Taubat Saja Tak Cukup, Jokowi Harus Akui Ijazah Palsu dan Siap Dihukum!

DEMOCRAZY.ID – Suasana politik nasional kembali memanas setelah isu ijazah palsu dan desakan proses hukum terhadap Presiden ke-7 RI, Joko Widodo (Jokowi), merebak di ruang publik.

Di tengah derasnya kritik dan hujatan, sebuah peristiwa mengejutkan terjadi pada Senin, 29 September 2025.

Ulama yang dikenal sebagai pimpinan Pondok Pesantren Al-Mukmin Ngruki, Sukoharjo, Abu Bakar Ba’asyir, mendatangi kediaman Jokowi di Solo.

Silaturahmi itu berlangsung sederhana, namun menyita perhatian publik lantaran inisiatif datang dari Ba’asyir sendiri.

Bukan undangan atau agenda resmi, melainkan langkah pribadi ulama yang dikenal lantang menyampaikan kritik terhadap kekuasaan.

Menurut keterangan, inti kunjungan Ba’asyir adalah untuk menyampaikan nasihat spiritual kepada Jokowi.

Dua pesan utama disampaikan dalam pertemuan itu.

Pertama, agar Jokowi bersabar jika isu yang beredar tidak benar, namun jika benar diminta untuk bertaubat.
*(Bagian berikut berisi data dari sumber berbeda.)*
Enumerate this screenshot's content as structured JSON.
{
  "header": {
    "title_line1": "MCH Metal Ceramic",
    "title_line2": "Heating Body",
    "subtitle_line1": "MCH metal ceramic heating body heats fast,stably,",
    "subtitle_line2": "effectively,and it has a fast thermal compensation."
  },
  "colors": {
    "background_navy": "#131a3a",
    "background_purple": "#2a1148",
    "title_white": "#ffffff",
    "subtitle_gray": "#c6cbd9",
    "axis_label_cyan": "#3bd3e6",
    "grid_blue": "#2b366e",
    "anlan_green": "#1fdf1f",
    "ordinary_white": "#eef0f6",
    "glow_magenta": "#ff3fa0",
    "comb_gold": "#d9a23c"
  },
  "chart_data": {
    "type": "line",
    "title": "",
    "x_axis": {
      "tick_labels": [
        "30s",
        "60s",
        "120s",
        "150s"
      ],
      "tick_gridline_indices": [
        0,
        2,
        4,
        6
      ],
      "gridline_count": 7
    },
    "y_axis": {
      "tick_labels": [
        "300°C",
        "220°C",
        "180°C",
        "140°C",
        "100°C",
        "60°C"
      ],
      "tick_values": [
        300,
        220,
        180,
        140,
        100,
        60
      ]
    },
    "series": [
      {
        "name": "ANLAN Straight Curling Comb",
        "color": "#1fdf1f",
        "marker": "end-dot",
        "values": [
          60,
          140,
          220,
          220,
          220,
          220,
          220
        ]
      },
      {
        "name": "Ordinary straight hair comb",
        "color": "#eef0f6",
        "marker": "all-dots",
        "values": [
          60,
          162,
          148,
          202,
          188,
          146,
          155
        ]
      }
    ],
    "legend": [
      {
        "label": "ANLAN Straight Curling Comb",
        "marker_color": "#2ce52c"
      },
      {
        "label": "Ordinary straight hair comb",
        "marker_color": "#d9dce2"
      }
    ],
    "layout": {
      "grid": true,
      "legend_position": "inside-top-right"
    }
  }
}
Kedua, apabila terdapat dana atau harta yang diperoleh secara tidak sah, diminta untuk dikembalikan agar lebih ringan saat kelak dipertanggungjawabkan di akhirat.

Jokowi sendiri, saat ditanya wartawan usai pertemuan, menyebut bahwa Ba’asyir menasihatinya untuk lebih mengabdi kepada Islam.

Hal itu kemudian ditafsirkan sebagian kalangan sebagai kritik halus terhadap kiprah politik Jokowi yang dinilai kurang berkhidmat pada umat Islam.

Nasihat Ba’asyir dinilai normatif, sederhana, namun tajam.

“Taubat tidak cukup hanya ucapan istighfar. Perlu pengakuan atas kesalahan dan kesiapan menerima konsekuensinya, termasuk jika menyangkut hukum,” ujar pemerhati politik Rizal Fadillah.

Ia menambahkan, jika konteksnya menyangkut polemik ijazah, maka Jokowi harus berani mengakui di hadapan publik.

“Pengakuan itu harus diikuti kesediaan menjalani sanksi hukum. Urusan dengan Tuhan berbeda dengan urusan dengan sesama manusia,” katanya.

Meski begitu, langkah Ba’asyir mengunjungi Jokowi juga menuai kritik.

Sebagian pihak menilai seharusnya seorang ulama tidak perlu mendatangi penguasa, melainkan penguasa lah yang datang meminta nasihat.

Bahkan, kunjungan itu dianggap berpotensi menimbulkan fitnah dan menurunkan derajat ulama.

“Jokowi dikenal sebagai pemimpin yang kerap mengabaikan aspirasi umat. Keliru bila ada yang menganggap ia figur kuat yang berguna bagi Islam. Justru sikap politiknya selama ini merusak umat dan bangsa,” kritik Rizal Fadillah.

Terlepas dari pro-kontra, kunjungan tersebut tetap menyisakan pesan moral.

Ba’asyir menjalankan ijtihadnya dengan memberikan nasihat langsung, sementara Jokowi dipandang mungkin hanya memperlakukan pertemuan itu sebagai silaturahmi biasa tanpa implikasi pada karakter dan kebijakan politiknya.

“Jokowi sedang sakit, membawa penyakit politik sesat. Siapa pun yang mendekat harus waspada,” pungkas Rizal.